PolyLogTools - Polylogs for the masses
Claude Duhr, Falko Dulat
TL;DR
This work surveys the mathematical structure of multiple polylogarithms (MPLs), their Hopf-algebra coproduct, and the symbol map, and discusses single-valued MPLs and fibration-basis methods. It introduces PolyLogTools, a Mathematica package implementing these structures to manipulate MPLs, compute coproducts and symbols, and facilitate Feynman-integral calculations at low loop orders. The paper details algorithmic tools for shuffle/stuffle algebras, special-value reductions, integrals and series, and numerical evaluation, and demonstrates these with applications to high-energy physics and a representative one-loop box calculation.
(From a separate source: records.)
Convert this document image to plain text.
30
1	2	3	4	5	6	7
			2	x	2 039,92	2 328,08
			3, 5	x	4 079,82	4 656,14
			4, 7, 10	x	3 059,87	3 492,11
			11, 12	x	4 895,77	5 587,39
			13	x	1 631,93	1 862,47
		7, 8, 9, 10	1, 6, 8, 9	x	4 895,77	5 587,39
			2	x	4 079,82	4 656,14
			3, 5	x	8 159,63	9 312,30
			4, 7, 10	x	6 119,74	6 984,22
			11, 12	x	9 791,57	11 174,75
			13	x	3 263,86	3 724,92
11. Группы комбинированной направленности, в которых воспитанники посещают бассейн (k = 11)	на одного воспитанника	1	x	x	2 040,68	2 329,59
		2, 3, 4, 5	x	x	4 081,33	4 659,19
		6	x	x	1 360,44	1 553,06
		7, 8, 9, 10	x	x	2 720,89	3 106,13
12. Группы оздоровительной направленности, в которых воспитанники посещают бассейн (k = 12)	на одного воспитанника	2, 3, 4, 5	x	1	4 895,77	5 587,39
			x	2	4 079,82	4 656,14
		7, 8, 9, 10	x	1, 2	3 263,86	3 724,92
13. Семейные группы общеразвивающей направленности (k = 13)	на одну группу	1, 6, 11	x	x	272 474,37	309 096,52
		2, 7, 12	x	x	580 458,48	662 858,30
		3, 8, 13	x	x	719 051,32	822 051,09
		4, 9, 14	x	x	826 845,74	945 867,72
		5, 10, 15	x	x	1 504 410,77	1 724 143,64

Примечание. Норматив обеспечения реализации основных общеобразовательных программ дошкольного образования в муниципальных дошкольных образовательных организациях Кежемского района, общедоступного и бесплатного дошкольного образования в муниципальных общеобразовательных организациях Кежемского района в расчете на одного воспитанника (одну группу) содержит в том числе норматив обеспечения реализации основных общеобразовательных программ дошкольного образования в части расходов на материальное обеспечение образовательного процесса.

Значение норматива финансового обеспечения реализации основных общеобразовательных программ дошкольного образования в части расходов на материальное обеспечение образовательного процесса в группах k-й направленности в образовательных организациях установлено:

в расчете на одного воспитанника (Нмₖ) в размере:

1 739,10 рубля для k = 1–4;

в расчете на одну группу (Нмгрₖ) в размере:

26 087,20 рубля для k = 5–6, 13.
Overall, PolyLogTools provides a coherent, tested framework for exploring MPL identities, basis transformations, and Feynman-parameter integrals, supporting both practical computations and formal investigations of MPL structures.
Abstract
We review recent developments in the study of multiple polylogarithms, including the Hopf algebra of the multiple polylogarithms and the symbol map, as well as the construction of single valued multiple polylogarithms and discuss an algorithm for finding fibration bases. We document how these algorithms are implemented in the Mathematica package PolyLogTools and show how it can be used to study the coproduct structure of polylogarithmic expressions and how to compute iterated parametric integrals over polylogarithmic expressions that show up in Feynman integal computations at low loop orders.